If teenagers spend a lot of time on social media platforms like Instagram, Snapchat, TikTok and others, they are more likely to engage in cyberbullying, finds a new study.
According to the study, published in the Journal of Child and Adolescent Counseling, higher social media addiction scores, more hours spent online and identifying as male significantly predicted cyberbullying perpetration in adolescents.
“There are some people who engage in cyberbullying online because of the anonymity and the fact that there’s no retaliation,” said researcher Amanda Giordano, Associate Professor at the University of Georgia.
“You have these adolescents who are still in the midst of cognitive development, but we’re giving them technology that has a worldwide audience and then expecting them to make good choices,” Giordano added.
Cyberbullying can take on many forms, including personal attacks, harassment or discriminatory behaviour, spreading defamatory information, misrepresenting oneself online, spreading private information, social exclusion and cyberstalking.

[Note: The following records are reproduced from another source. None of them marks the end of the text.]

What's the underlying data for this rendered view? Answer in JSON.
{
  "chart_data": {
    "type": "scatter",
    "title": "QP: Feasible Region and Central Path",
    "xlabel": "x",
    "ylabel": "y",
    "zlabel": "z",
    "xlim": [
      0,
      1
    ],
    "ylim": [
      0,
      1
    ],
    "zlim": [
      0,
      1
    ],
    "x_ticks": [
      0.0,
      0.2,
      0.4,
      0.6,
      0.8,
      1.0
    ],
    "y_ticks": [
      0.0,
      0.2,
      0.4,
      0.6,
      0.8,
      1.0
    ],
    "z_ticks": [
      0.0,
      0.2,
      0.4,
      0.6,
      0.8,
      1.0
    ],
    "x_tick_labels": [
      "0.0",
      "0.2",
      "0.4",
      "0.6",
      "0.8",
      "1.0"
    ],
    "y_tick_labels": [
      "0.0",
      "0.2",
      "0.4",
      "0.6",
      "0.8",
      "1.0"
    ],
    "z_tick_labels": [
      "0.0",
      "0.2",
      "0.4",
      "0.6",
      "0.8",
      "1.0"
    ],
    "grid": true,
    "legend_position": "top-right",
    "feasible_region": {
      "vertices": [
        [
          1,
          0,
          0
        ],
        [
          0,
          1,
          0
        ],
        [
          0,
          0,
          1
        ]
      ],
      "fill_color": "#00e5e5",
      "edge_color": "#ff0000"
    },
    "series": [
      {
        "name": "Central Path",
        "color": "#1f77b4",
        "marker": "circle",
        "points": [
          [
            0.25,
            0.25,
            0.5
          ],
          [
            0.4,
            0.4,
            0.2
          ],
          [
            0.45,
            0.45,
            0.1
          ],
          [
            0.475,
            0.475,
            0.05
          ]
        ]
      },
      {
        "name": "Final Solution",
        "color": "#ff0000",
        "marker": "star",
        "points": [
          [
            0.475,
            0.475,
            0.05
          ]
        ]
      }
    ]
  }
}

For the study, the researchers surveyed adolescents ranging in age from 13-19 years. Of the 428 people surveyed, 214 (50 per cent) identified as female, 210 (49.1 per cent) as male and four (0.9 per cent) as other.

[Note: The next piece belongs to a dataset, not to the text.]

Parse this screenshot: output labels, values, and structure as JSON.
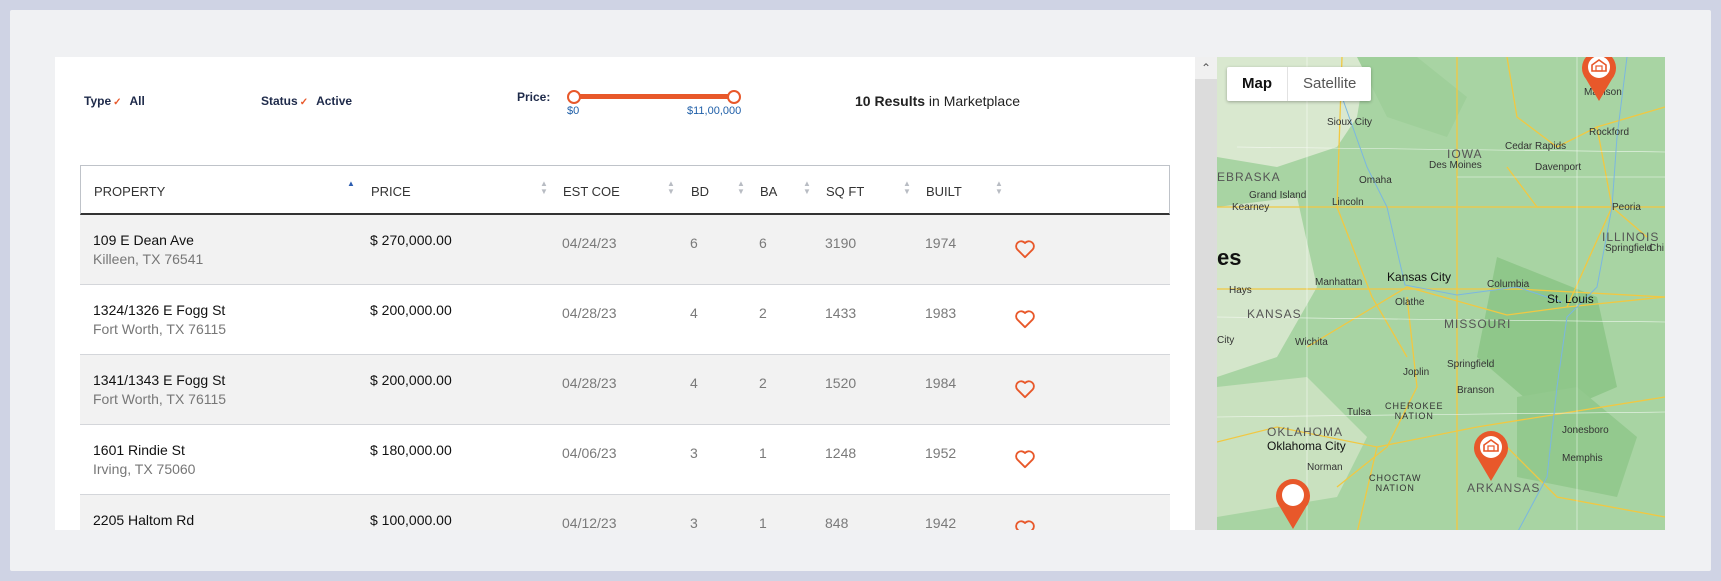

The researchers said that when adolescents are online, they adapt to a different set of social norms than when they are interacting with their peers in person.
They are often more aggressive or critical on social media because of the anonymity they have online and their ability to avoid retaliation.
Additionally, cyberbullies may feel less remorse or empathy when engaging in these behaviours because they can’t see the direct impact of their actions.
The participants in the study reported spending on average over seven hours online per day, and the reported average maximum hours spent online in one day was over 12 hours.
The study also found that adolescent males are more likely to engage in cyberbullying than females, aligning with past studies that show aggressive behaviours tend to be more male-driven.